A Brazilian judge ordered the closure of the Conceição, Cauê and Periquito mines after 188 workers tested positive for covid-19, putting more than 10% of the firm’s iron ore output offline.
The most-traded September contract of iron ore futures on the Dalian Commodity Exchange soared as much as 7.6% to 798 yuan ($112.74) per tonne, the biggest percentage change since July 9, 2019. It closed up 5.5% at 783 yuan a tonne.
Prices also surged to $103 a tonne in Singapore on Monday, the highest since August 2019.
According to Fastmarkets MB, benchmark 62% Fe fines imported into Northern China rose by $4.93, to $105.67 a tonne on Monday.
The halt is in place until a final court ruling or until Vale satisfies labor inspectors on its control measures, with a daily fine set at 500,000 reais ($101,000).
Vale has reaffirmed its iron ore output guidance and said it is keeping its monthly production forecast at Itabira at 2.7 million tonnes for the coming months.
But if the closure is sustained, iron ore supply disruptions could be larger than last year after the tailings dam disaster in Brumadinho, Wu Shiping, an analyst at Tianfeng Futures told Reuters.
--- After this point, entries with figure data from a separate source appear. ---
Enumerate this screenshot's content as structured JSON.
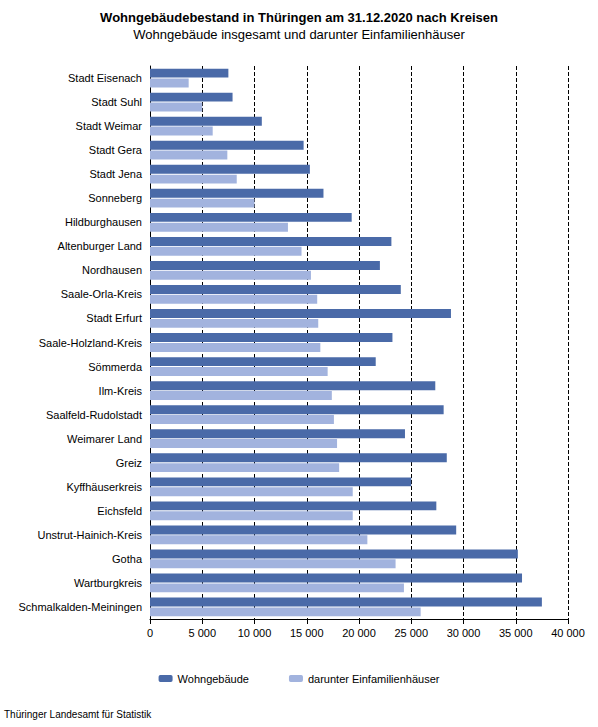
{
  "chart_data": {
    "type": "bar",
    "orientation": "horizontal",
    "title": "Wohngebäudebestand in Thüringen am 31.12.2020 nach Kreisen",
    "subtitle": "Wohngebäude insgesamt und darunter Einfamilienhäuser",
    "source": "Thüringer Landesamt für Statistik",
    "categories": [
      "Stadt Eisenach",
      "Stadt Suhl",
      "Stadt Weimar",
      "Stadt Gera",
      "Stadt Jena",
      "Sonneberg",
      "Hildburghausen",
      "Altenburger Land",
      "Nordhausen",
      "Saale-Orla-Kreis",
      "Stadt Erfurt",
      "Saale-Holzland-Kreis",
      "Sömmerda",
      "Ilm-Kreis",
      "Saalfeld-Rudolstadt",
      "Weimarer Land",
      "Greiz",
      "Kyffhäuserkreis",
      "Eichsfeld",
      "Unstrut-Hainich-Kreis",
      "Gotha",
      "Wartburgkreis",
      "Schmalkalden-Meiningen"
    ],
    "series": [
      {
        "name": "Wohngebäude",
        "color": "#4a6aa8",
        "values": [
          7500,
          7900,
          10700,
          14700,
          15300,
          16600,
          19300,
          23100,
          22000,
          24000,
          28800,
          23200,
          21600,
          27300,
          28100,
          24400,
          28400,
          25000,
          27400,
          29300,
          35200,
          35600,
          37500
        ]
      },
      {
        "name": "darunter Einfamilienhäuser",
        "color": "#a2b3de",
        "values": [
          3700,
          5000,
          6000,
          7400,
          8300,
          10000,
          13200,
          14500,
          15400,
          16000,
          16100,
          16300,
          17000,
          17400,
          17600,
          17900,
          18100,
          19400,
          19400,
          20800,
          23500,
          24300,
          25900
        ]
      }
    ],
    "xlim": [
      0,
      40000
    ],
    "xticks": [
      0,
      {
        "value": 5000,
        "label": "5 000"
      },
      {
        "value": 10000,
        "label": "10 000"
      },
      {
        "value": 15000,
        "label": "15 000"
      },
      {
        "value": 20000,
        "label": "20 000"
      },
      {
        "value": 25000,
        "label": "25 000"
      },
      {
        "value": 30000,
        "label": "30 000"
      },
      {
        "value": 35000,
        "label": "35 000"
      },
      {
        "value": 40000,
        "label": "40 000"
      }
    ],
    "grid": true,
    "legend": "bottom"
  }
}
“We are also not seeing any signs of weak demand for now even as the rainy season is coming,” Wu added.
The most active construction rebar on the Shanghai Futures Exchange, for October delivery, edged up 0.4% to 3,616 yuan per tonne.
Hot-rolled coils, used in the manufacturing sector, rose 1.1% to 3,542 yuan a tonne.
“In isolation, this disruption does not change our outlook for a global iron ore surplus,” Tyler Broda, an analyst at RBC Capital Markets, said in a note to investors. “It does however serve to reinforce structural supply-side concerns about Brazilian production.”
The shutdown comes as covid-19 explodes in Latin America, with the region’s highly urbanized population of 600 million becoming the new global epicenter. Brazil is now second only to the United States in the number of cases.
Itabira is the site of Vale’s first mine. It is also one of ten cities affected by the collapse of the tailings dam at Brumadinho — and one that is still waiting for Vale to transfer funds as per an agreement to cover incurred losses in mining royalties.
In April, Vale cut its production guidance to between 310 million tons and 330 million tons. That revised projection considers as much as 15 million tons of losses from eventual covid-19 impacts.